While the possibilities of the new model proposed by Sattayanurak6 and others are not overtly idealistic, there are obstacles that have been put in the way of implementation. The most notable ones include bureaucratic corruption and policy resistance. The monarchical succession issue is another large problem on the near horizon that may introduce new and unforeseen circumstances to the kinship ties of the rural northeast.

Conclusion

This paper examined the customs, kinships and legal contradictions of life in the rural northeast of Thailand from 1946-1976 based on fieldwork done between 1986 and 2016. The first contradiction was that slavery and corvée labour remained significant means of feudal and political control in the rural northeastern provinces. A second contradiction was the existence of kinship bonds and village communalism alongside attempts to modernize these social relationships through Lao-inspired Maoism, some Soviet socialist forays as well as the US brand of liberal democracy as a countervailing force.
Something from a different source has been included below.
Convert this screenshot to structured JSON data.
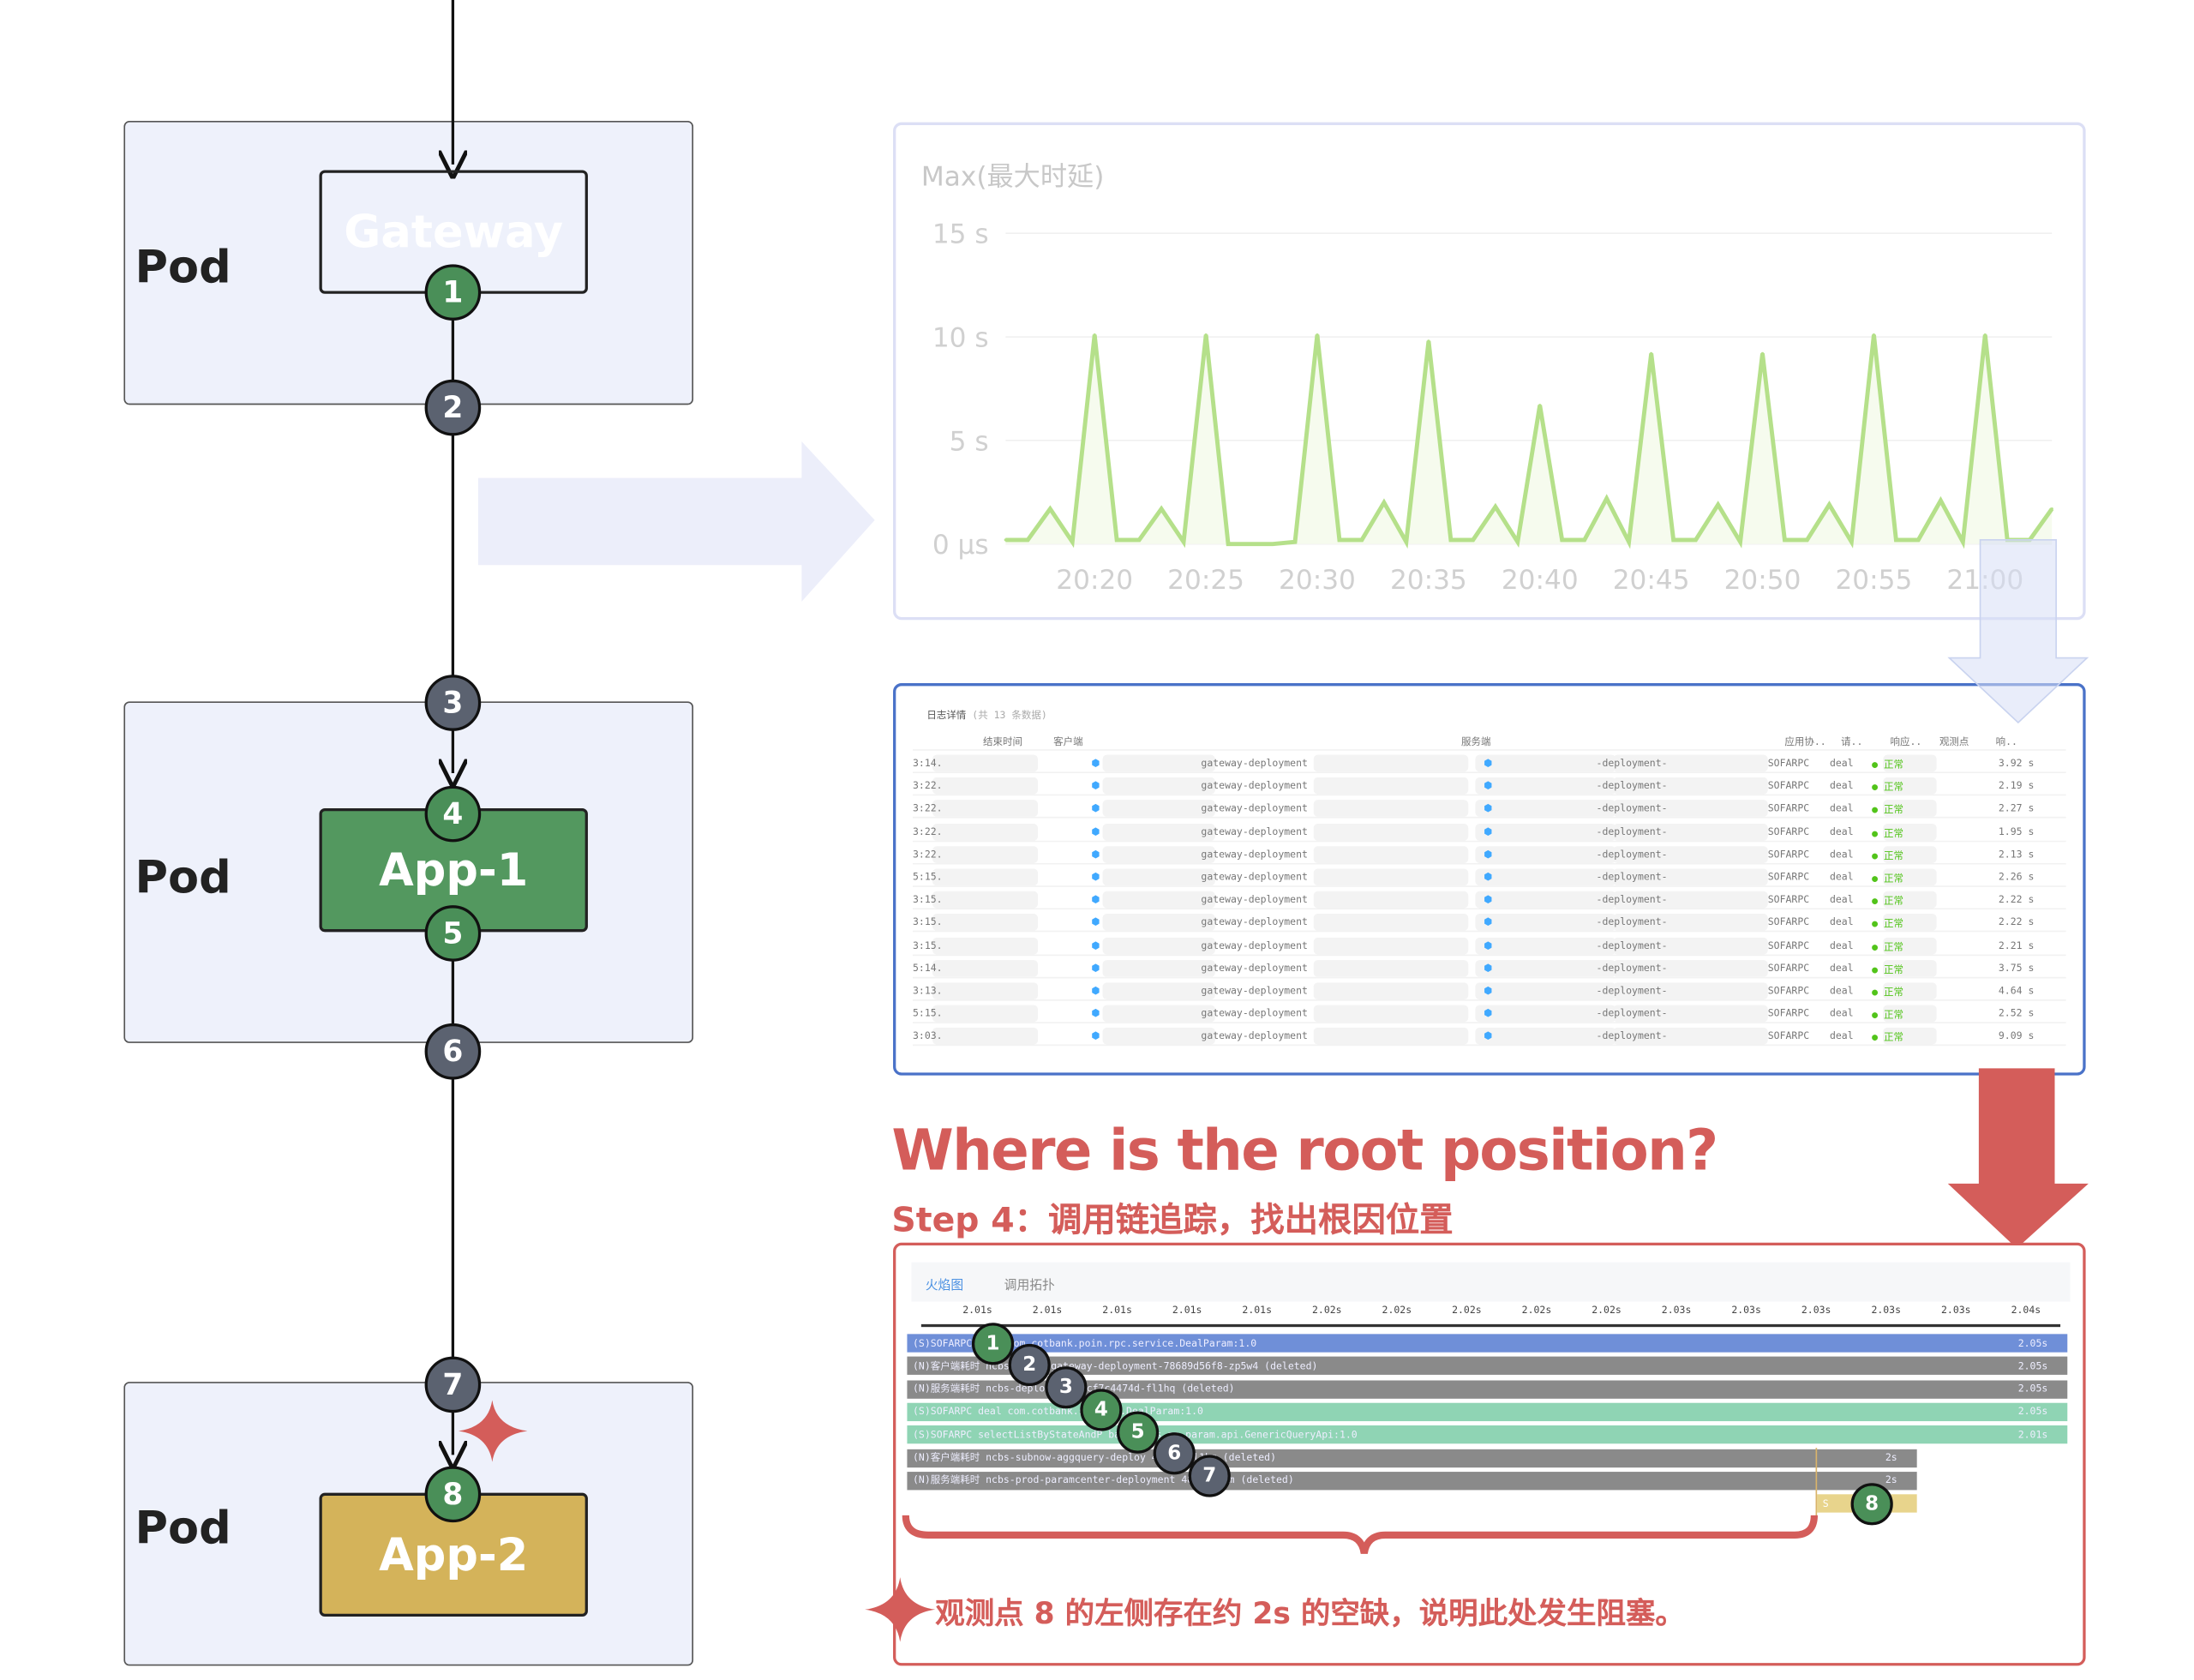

Ultimately, we have seen that the laws of the land – parceling and village level projects – gave rise to greater controls by those individual landowners already in power. More individual rights were ironically accorded to the economic elite – backed by the local police and the national army – who had for generations controlled the people by controlling the land.

1 This was because there was no way that the Palace could control and monitor the activities of slave owners and their kind. Unlike the United States, the ethos for democratic values and norms never took deep root and this lack of rootedness resulted in a weak democratic ethos among leaders as well as citizens in the 21st century. See for example, Frank C. Darling, 1970. “The Evolution of Law in Thailand” Review of Politics 32, 2:197-218.

2See for example, David Feeny, 1979. “Competing Hypotheses of Underdevelopment: A Thai Case Study” Journal of Economic History 39, 1:113- 127.

3E. Thadeus Flood, 1969. “The 1940 Franco-Thai Border Dispute and Phibun Songkhram’s Commitment to Japan” Journal of Southeast Asian History 10, 2:304- 325.

4Anan Ganjanapan, 1994. “The Northern Thai Land Tenure System: Local Customs versus National Laws” Law & Society Review 28, 3:609-622.

5See R. Ng, 1968. “Land Settlement Projects in Thailand” Geography 53, 2:179- 182.

6Attachak Sattayanurak, 2010. “Changes in Perception of Rural Thai Society” Working Paper 455, Institute of Developing Economies, Tokyo, Japan.